Before any testing begins, define what success looks like. These criteria need to flow directly from your design inputs and, ultimately, from the intended use of your device. Vague criteria like acceptable performance will trigger reviewer questions. Precise criteria, such as burst pressure exceeding 150 psi with zero failures across 30 units, will not. Post-hoc criteria changes are red flags. If you revise criteria during testing, document the rationale thoroughly. Repeated revisions only undermine confidence in your development process.

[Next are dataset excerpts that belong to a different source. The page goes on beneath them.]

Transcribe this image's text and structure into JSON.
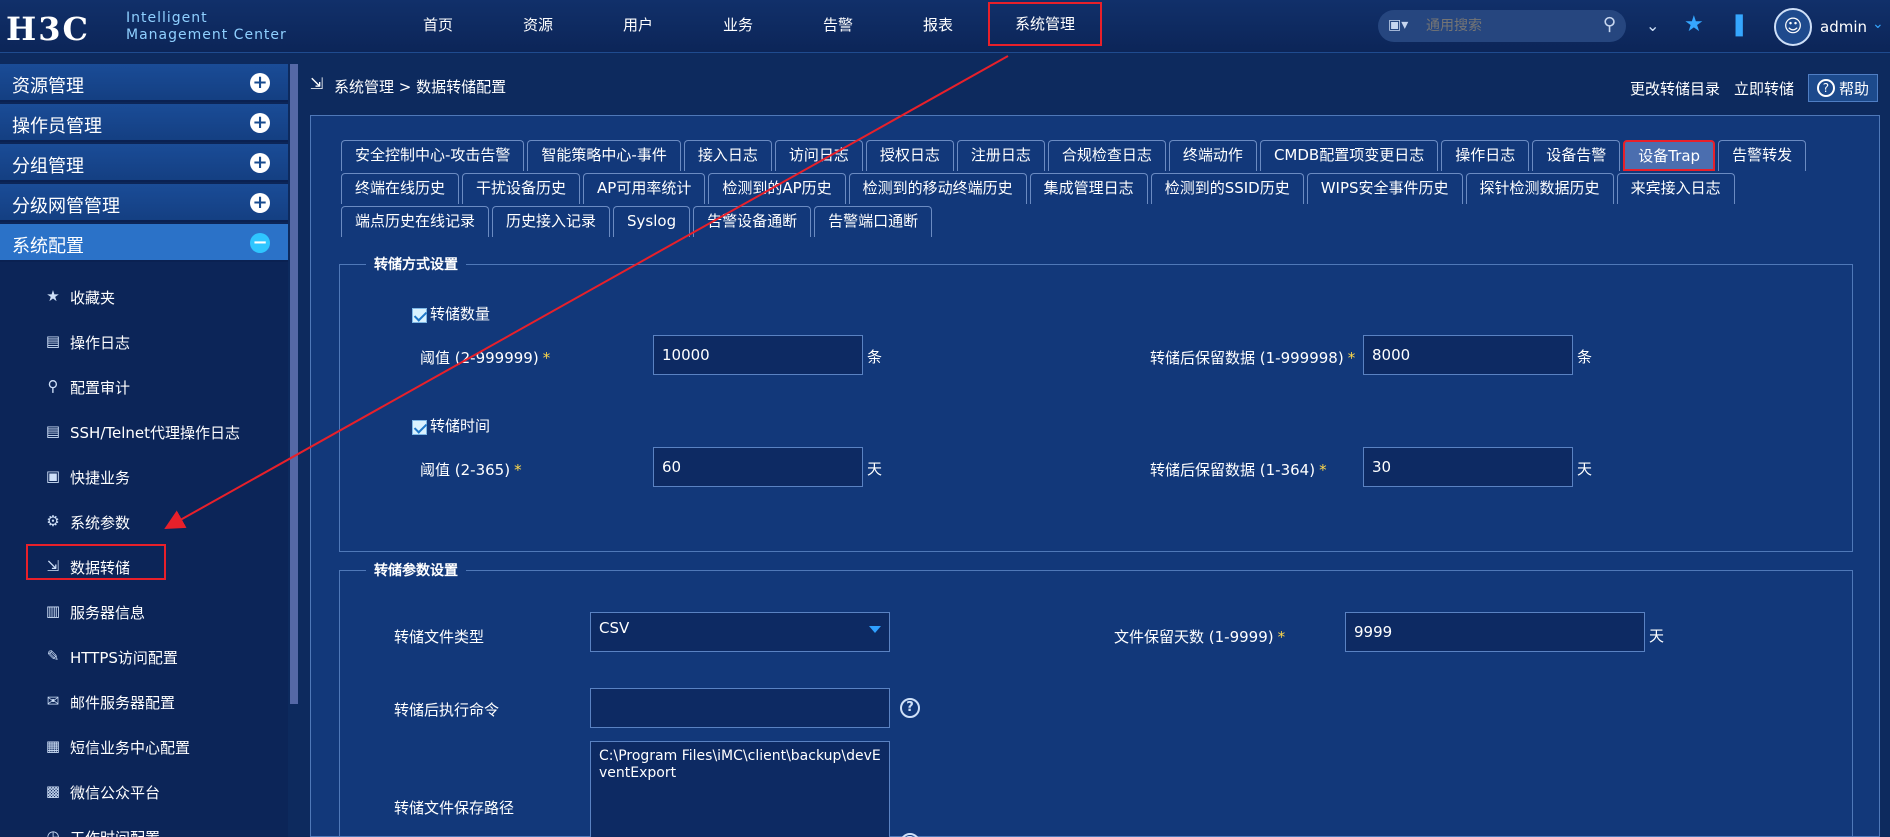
{
  "header": {
    "logo_mark": "H3C",
    "logo_line1": "Intelligent",
    "logo_line2": "Management Center",
    "nav": [
      "首页",
      "资源",
      "用户",
      "业务",
      "告警",
      "报表",
      "系统管理"
    ],
    "active_nav": "系统管理",
    "search_placeholder": "通用搜索",
    "user": "admin"
  },
  "sidebar": {
    "groups": [
      "资源管理",
      "操作员管理",
      "分组管理",
      "分级网管管理",
      "系统配置"
    ],
    "open_group": "系统配置",
    "items": [
      {
        "label": "收藏夹",
        "icon": "star-icon"
      },
      {
        "label": "操作日志",
        "icon": "clipboard-icon"
      },
      {
        "label": "配置审计",
        "icon": "magnifier-icon"
      },
      {
        "label": "SSH/Telnet代理操作日志",
        "icon": "clipboard-icon"
      },
      {
        "label": "快捷业务",
        "icon": "id-card-icon"
      },
      {
        "label": "系统参数",
        "icon": "gear-icon"
      },
      {
        "label": "数据转储",
        "icon": "export-icon"
      },
      {
        "label": "服务器信息",
        "icon": "server-icon"
      },
      {
        "label": "HTTPS访问配置",
        "icon": "edit-icon"
      },
      {
        "label": "邮件服务器配置",
        "icon": "mail-gear-icon"
      },
      {
        "label": "短信业务中心配置",
        "icon": "sms-gear-icon"
      },
      {
        "label": "微信公众平台",
        "icon": "wechat-gear-icon"
      },
      {
        "label": "工作时间配置",
        "icon": "clock-icon"
      }
    ],
    "active_item": "数据转储"
  },
  "breadcrumb": {
    "text": "系统管理 > 数据转储配置",
    "link_change_dir": "更改转储目录",
    "link_dump_now": "立即转储",
    "help": "帮助"
  },
  "tabs": {
    "row1": [
      "安全控制中心-攻击告警",
      "智能策略中心-事件",
      "接入日志",
      "访问日志",
      "授权日志",
      "注册日志",
      "合规检查日志",
      "终端动作",
      "CMDB配置项变更日志",
      "操作日志",
      "设备告警",
      "设备Trap",
      "告警转发"
    ],
    "row2": [
      "终端在线历史",
      "干扰设备历史",
      "AP可用率统计",
      "检测到的AP历史",
      "检测到的移动终端历史",
      "集成管理日志",
      "检测到的SSID历史",
      "WIPS安全事件历史",
      "探针检测数据历史",
      "来宾接入日志"
    ],
    "row3": [
      "端点历史在线记录",
      "历史接入记录",
      "Syslog",
      "告警设备通断",
      "告警端口通断"
    ],
    "active": "设备Trap"
  },
  "dump_mode": {
    "legend": "转储方式设置",
    "by_count": {
      "checked": true,
      "label": "转储数量",
      "threshold_label": "阈值 (2-999999)",
      "threshold_value": "10000",
      "threshold_unit": "条",
      "keep_label": "转储后保留数据 (1-999998)",
      "keep_value": "8000",
      "keep_unit": "条"
    },
    "by_time": {
      "checked": true,
      "label": "转储时间",
      "threshold_label": "阈值 (2-365)",
      "threshold_value": "60",
      "threshold_unit": "天",
      "keep_label": "转储后保留数据 (1-364)",
      "keep_value": "30",
      "keep_unit": "天"
    }
  },
  "dump_params": {
    "legend": "转储参数设置",
    "file_type_label": "转储文件类型",
    "file_type_value": "CSV",
    "retain_days_label": "文件保留天数 (1-9999)",
    "retain_days_value": "9999",
    "retain_days_unit": "天",
    "post_cmd_label": "转储后执行命令",
    "post_cmd_value": "",
    "save_path_label": "转储文件保存路径",
    "save_path_value": "C:\\Program Files\\iMC\\client\\backup\\devEventExport"
  },
  "colors": {
    "accent": "#35a7ff",
    "highlight_box": "#e8202a",
    "panel_bg": "#12387a",
    "required": "#ffd84a"
  }
}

The link to performance claims

Here is the critical connection many innovators miss: your validation data must directly support the performance claims in your labelling and marketing materials. If you claim your diagnostic achieves 99% sensitivity, your validation testing must demonstrate that sensitivity. If you claim your implant withstands one million loading cycles, your fatigue testing must prove it. Every claim is a promise, and every promise requires evidence. Regulators will compare your claims against your data. Discrepancies between what you say and what you prove are among the most common reasons for deficiency letters.

VP Med Ventures Workshop

Verification and validation are where engineering meets regulation. They transform your device from something that works in your laboratory to something that can be trusted in clinical practice. Together with VP MED Ventures, we can help you prepare for rigorous verification and validation of data. Your data tells the story of your device (let’s make it a story worth telling).

Waypoint checklist

A considered reminder for your validation data:

  • Clearly link V&V results back to the specific design inputs they address.
  • Ensure all planned verification and validation activities are fully documented.
  • Present the data in a clear, organised, and easily reviewable format.
  • Include statistical justification for sample sizes and analysis methods used.
  • Demonstrate that all predefined acceptance criteria for V&V activities were met.
  • Ensure a clear and direct link between your verification and validation data and the specific performance claims and intended use stated for your device.

This article is for informational purposes only and does not constitute legal, financial, or professional advice. It is not intended to be a substitute for professional counsel, and the information provided should not be relied upon to make decisions. All actions taken based on this content are at your own risk.